Гудели моторы. Над головой дрожала выгнутая полоска антенны. Из воды выскочил дельфин, кувыркнулся в воздухе.

Лаптев показал на белевшую вдали Феодосию и что-то прокричал. Что? Разве в оглушительном вое моторов разберешь что-нибудь? «Новый год!» — послышалось мне. Я понял, что он хотел мне сказать — он участвовал в новогоднем десанте. Фашисты никак не могли предположить, что наши высадятся во время январского шторма.

Остался позади Керченский пролив; в войну здесь не оставалось непристрелянного местечка и все было заминировано. И все же моряки переправлялись в Эльтиген, в Керчь на плотах, сейнерах, мотоботах и не давали гитлеровцам в Крыму ни минуты покоя…

* * *

Вошли в Цемесскую бухту. Здесь на горе во время войны стояла батарея Матушенко. Артиллеристов в шутку прозвали «регулировщиками уличного движения». Ни один фашистский корабль не мог войти в занятый врагом порт — батарейцы не пропускали.

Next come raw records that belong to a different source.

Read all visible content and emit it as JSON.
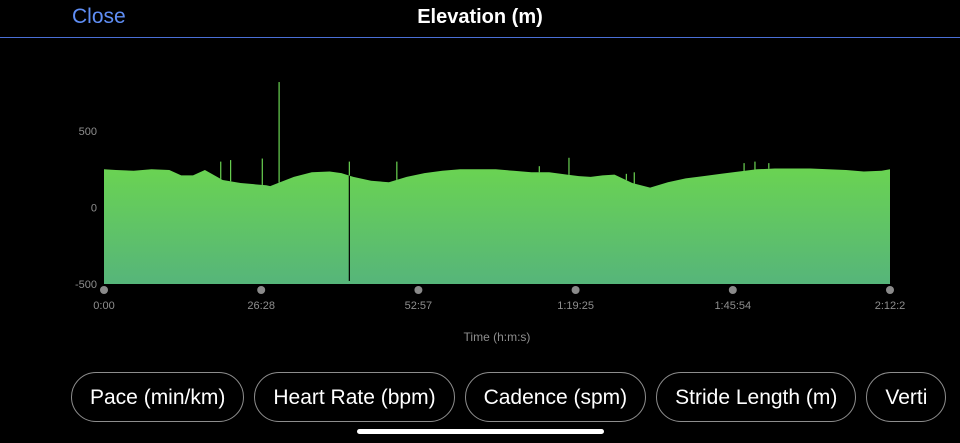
{
  "header": {
    "close_label": "Close",
    "title": "Elevation (m)"
  },
  "chart_data": {
    "type": "area",
    "title": "",
    "xlabel": "Time (h:m:s)",
    "ylabel": "",
    "x_ticks": [
      "0:00",
      "26:28",
      "52:57",
      "1:19:25",
      "1:45:54",
      "2:12:2"
    ],
    "y_ticks": [
      "500",
      "0",
      "-500"
    ],
    "ylim": [
      -500,
      500
    ],
    "xlim_seconds": [
      0,
      7945
    ],
    "series": [
      {
        "x_seconds": [
          0,
          120,
          300,
          480,
          660,
          780,
          900,
          1020,
          1200,
          1380,
          1560,
          1640,
          1680,
          1760,
          1920,
          2100,
          2280,
          2400,
          2520,
          2700,
          2880,
          3060,
          3240,
          3420,
          3600,
          3780,
          3960,
          4140,
          4320,
          4500,
          4680,
          4800,
          4920,
          5040,
          5160,
          5340,
          5520,
          5700,
          5880,
          6060,
          6240,
          6420,
          6600,
          6780,
          6960,
          7140,
          7320,
          7500,
          7680,
          7860,
          7945
        ],
        "y": [
          250,
          245,
          240,
          250,
          245,
          210,
          210,
          245,
          180,
          160,
          150,
          145,
          140,
          160,
          200,
          230,
          235,
          225,
          200,
          175,
          165,
          200,
          225,
          240,
          250,
          250,
          250,
          240,
          230,
          230,
          215,
          205,
          200,
          210,
          215,
          160,
          130,
          165,
          190,
          205,
          220,
          235,
          250,
          255,
          255,
          255,
          250,
          245,
          235,
          240,
          250
        ]
      }
    ],
    "spikes": [
      {
        "x_seconds": 1180,
        "y": 300
      },
      {
        "x_seconds": 1280,
        "y": 310
      },
      {
        "x_seconds": 1600,
        "y": 320
      },
      {
        "x_seconds": 1770,
        "y": 820
      },
      {
        "x_seconds": 2480,
        "y": 300
      },
      {
        "x_seconds": 2960,
        "y": 300
      },
      {
        "x_seconds": 2480,
        "y": -480
      },
      {
        "x_seconds": 4400,
        "y": 270
      },
      {
        "x_seconds": 4700,
        "y": 325
      },
      {
        "x_seconds": 5280,
        "y": 220
      },
      {
        "x_seconds": 5360,
        "y": 230
      },
      {
        "x_seconds": 6470,
        "y": 290
      },
      {
        "x_seconds": 6580,
        "y": 300
      },
      {
        "x_seconds": 6720,
        "y": 290
      }
    ],
    "grid": false,
    "fill_top": "#6ad352",
    "fill_bottom": "#56b57a"
  },
  "metrics": [
    "Pace (min/km)",
    "Heart Rate (bpm)",
    "Cadence (spm)",
    "Stride Length (m)",
    "Verti"
  ]
}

Катер замедлил ход. «Адмирал Нахимов» стоял на якоре, великан среди букашек — катеров и буксиров.

Сколько воспоминаний у нас связано с «Нахимовым»! Плавая на своем крейсере, мы видели берега, скалы, бухты, где происходили бои, где высаживались десанты. И сам «Нахимов» живо напоминал о тех днях, когда каждый выход корабля в море был подвигом…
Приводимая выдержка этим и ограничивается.